CAA’s biggest competitors are also in the game. In 2019, UTA acquired top influencer agency, Digital Brand Architects. Endeavor has made significant headway in fashion, acquiring top modelling agency (and owner of New York Fashion Week) IMG in 2013 for $2.3 billion as well as The Wall Group — which represents fashion stylists, makeup artists and other behind-the-scenes image makers — in 2015 for an undisclosed sum. It also owns Art + Commerce, another behind-the-scenes agency.

But while IMG remains a leading modelling agency for both new and established talent, and Endeavor has had success billing itself as a one-stop-shop for fashion marketers, there have been setbacks. For instance, it failed to showcase those presumably bankable resources — which included access to top models, industry insiders and archival footage — effectively on M2M, a streaming service dedicated to fashion content. (The channel launched in 2015 on Apple TV, but stopped producing original content in 2019.) A spokesperson for IMG said fashion projects — like the Rihanna Savage X Fenty show for Amazon Prime — are now developed by Endeavor Content. (Some of the team from M2M moved into this division after a reorganisation.)

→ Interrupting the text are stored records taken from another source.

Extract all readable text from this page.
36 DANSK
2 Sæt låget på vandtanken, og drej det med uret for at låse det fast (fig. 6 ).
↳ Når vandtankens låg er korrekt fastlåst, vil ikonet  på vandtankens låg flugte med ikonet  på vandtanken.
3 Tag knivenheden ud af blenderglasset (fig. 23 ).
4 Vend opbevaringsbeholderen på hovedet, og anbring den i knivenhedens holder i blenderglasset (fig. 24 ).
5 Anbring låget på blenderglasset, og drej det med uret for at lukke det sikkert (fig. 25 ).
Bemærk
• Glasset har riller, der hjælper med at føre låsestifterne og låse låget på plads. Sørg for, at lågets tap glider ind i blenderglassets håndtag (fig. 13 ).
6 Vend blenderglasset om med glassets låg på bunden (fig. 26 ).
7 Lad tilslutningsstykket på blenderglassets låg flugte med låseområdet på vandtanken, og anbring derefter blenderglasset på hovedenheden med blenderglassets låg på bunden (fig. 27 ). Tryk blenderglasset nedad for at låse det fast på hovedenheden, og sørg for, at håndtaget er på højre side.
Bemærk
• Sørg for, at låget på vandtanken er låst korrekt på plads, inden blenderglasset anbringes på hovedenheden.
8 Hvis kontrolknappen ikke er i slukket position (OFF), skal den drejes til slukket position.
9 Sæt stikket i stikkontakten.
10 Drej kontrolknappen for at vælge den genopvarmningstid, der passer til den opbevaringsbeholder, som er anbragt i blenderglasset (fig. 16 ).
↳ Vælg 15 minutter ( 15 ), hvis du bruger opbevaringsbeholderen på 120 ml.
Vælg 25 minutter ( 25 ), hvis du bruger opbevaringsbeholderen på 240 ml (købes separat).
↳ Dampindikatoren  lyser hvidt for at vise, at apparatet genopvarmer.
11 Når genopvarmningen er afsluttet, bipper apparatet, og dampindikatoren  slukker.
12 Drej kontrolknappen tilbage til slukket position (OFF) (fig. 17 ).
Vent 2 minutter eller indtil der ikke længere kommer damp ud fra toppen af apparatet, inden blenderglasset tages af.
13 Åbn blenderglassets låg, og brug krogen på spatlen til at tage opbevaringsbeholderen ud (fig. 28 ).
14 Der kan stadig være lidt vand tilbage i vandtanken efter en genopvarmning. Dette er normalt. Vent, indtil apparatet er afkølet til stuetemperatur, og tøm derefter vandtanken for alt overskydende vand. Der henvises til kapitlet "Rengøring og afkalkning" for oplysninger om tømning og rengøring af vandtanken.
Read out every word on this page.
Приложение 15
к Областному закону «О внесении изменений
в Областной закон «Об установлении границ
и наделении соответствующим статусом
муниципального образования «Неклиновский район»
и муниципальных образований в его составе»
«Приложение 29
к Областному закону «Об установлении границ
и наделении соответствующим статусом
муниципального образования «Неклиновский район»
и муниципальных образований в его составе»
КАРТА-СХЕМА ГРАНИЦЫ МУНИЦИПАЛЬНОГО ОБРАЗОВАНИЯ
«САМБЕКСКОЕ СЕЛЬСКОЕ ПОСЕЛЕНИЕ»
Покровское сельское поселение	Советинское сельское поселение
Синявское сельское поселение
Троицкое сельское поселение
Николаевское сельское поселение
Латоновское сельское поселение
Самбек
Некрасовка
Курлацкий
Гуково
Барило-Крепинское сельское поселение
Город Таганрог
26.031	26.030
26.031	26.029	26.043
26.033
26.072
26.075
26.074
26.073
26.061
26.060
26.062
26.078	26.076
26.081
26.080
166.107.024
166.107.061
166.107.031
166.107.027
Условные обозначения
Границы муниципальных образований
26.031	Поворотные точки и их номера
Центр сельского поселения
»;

When it comes to live events, New York Fashion Week, once a major marketing platform, is struggling for relevance. Made Fashion Week, once a platform to launch younger designers that was acquired by IMG in 2015, was put on hold during the pandemic, with plans to relaunch in 2022.

Hindsight regarding its own missteps — and those of others — may have sharpened CAA’s current focus on A-list talents that are looking to make A-list rates.

Consider the case of Winnie Harlow. Growing up in Toronto, Harlow dreamed of pursuing journalism. Instead, she took up modelling, but became a public advocate when a friend posted a video on YouTube about her experience with vitiligo, a condition that causes skin to lose its pigment. By 2015, she was fronting campaigns for Diesel, Desigual and others.

From the beginning, Harlow has seen modelling as a pathway to a “wider” career.

“My team and I have always had goals that go beyond modelling,” she said. “I wanted to build my own businesses and brands, and move into acting. It’s not just about having jobs.”

So in the autumn of 2019, Harlow — with the support of her longtime managers at First Access Entertainment — struck a deal with CAA. Since signing, she has been cast as a judge in the second season of Amazon’s fashion competition show “Making the Cut,” appeared in a yet-to-be released feature film, brokered new commercial endorsements — including a partnership with haircare brand Paul Mitchell — and began developing a wellness ventures with 100.co founders Kim Perell and James Brennan that is set to go to market later in 2021.

Harlow’s success is a proof point for CAA.

“I want to see progression,” she said.